Does working equal working time and not working not equal working time?
Unfortunately, it is not that simple and many questions may arise around this topic. A common question is whether training time is considered as working time.
What is the general rule for the working time?
Working time is the time during which the employee is “at the employer’s disposal”. This means concretely that the employee is under the employer’s authority and cannot freely dispose of his time. In that sense, a stand-by period may be working time. A break and commuting are as a rule not working hours.
It is clear that working hours are more than just the time when actual work is being performed.
Training and working time
Many joint industrial committees have now concluded collective agreements regulating the right to training for employees. It is therefore important to know if this training time is considered as working hours.
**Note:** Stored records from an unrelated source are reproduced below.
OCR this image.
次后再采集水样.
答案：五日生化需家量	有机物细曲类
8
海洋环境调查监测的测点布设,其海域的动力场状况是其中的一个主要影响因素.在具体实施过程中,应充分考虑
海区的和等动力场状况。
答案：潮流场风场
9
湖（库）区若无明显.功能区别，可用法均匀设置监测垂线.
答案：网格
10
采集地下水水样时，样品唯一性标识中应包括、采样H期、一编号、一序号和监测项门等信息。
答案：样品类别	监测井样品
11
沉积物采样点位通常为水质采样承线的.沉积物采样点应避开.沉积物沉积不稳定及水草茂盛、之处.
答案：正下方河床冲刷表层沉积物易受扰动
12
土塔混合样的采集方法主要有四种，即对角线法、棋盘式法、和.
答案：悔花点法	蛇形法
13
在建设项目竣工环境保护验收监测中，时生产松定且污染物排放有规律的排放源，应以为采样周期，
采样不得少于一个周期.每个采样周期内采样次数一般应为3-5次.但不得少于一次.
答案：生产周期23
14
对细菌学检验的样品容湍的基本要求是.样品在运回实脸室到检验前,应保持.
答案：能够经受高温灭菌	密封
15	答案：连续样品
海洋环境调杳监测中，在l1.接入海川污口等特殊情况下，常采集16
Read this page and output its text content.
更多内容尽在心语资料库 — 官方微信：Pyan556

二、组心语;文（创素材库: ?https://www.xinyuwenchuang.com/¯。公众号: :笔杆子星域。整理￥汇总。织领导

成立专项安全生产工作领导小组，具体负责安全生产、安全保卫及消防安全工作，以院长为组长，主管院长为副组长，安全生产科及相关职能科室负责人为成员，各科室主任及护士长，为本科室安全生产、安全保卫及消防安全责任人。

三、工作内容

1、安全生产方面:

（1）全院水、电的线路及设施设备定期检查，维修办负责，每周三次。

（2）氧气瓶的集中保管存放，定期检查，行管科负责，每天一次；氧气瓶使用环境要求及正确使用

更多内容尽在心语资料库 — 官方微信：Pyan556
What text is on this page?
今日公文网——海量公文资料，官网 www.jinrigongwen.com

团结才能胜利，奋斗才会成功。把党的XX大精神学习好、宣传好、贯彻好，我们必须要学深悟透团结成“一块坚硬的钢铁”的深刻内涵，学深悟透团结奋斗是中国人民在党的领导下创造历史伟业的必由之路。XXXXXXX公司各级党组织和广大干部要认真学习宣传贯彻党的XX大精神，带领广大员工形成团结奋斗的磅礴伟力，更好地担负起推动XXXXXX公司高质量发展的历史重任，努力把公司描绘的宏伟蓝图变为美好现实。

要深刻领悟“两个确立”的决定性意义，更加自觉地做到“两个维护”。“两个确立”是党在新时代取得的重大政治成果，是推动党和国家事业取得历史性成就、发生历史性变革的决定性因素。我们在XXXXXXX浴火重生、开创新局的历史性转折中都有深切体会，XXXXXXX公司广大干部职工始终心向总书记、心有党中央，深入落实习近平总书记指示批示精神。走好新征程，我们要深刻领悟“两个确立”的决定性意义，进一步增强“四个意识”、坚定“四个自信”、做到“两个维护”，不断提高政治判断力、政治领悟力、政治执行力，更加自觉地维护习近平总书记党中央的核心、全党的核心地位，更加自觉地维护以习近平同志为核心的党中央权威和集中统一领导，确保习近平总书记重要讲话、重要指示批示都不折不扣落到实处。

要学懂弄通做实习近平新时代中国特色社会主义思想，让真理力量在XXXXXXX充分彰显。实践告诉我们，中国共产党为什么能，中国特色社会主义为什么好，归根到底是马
If the training is legally mandatory, necessary to execute the job, then it is considered working time. If the training is not legally mandatory, but the employer requests the employee to attend the training as it is beneficial for the employees function, this will be considered working hours as well based on the reasoning that the worker is at the employer’s disposal. Trainings attended at the employee’s initiative and where the employee is not at the employer’s disposal are not considered working time (this of course occurs rarely in practice).
And what about the travel time for a training?
- If the training takes place at the usual work place, the travel time is not working time (= same treatment as commuting time);
- If the training takes place at a difference place than the usual work place, discussion may rise. However, there is case law stating that travel time from home to the first client and then from the last client to home, is considered working hours for employees who do not have a fixed or usual work place.
It is therefore possible that a court of law would consider the travel time for legally mandatory training and requested trainings as working hours if the training takes place at a different place than the usual workplace. Kindly note that this is debatable so as an employer you could (continue to) not consider this as working hours, but do know that discussion could arise.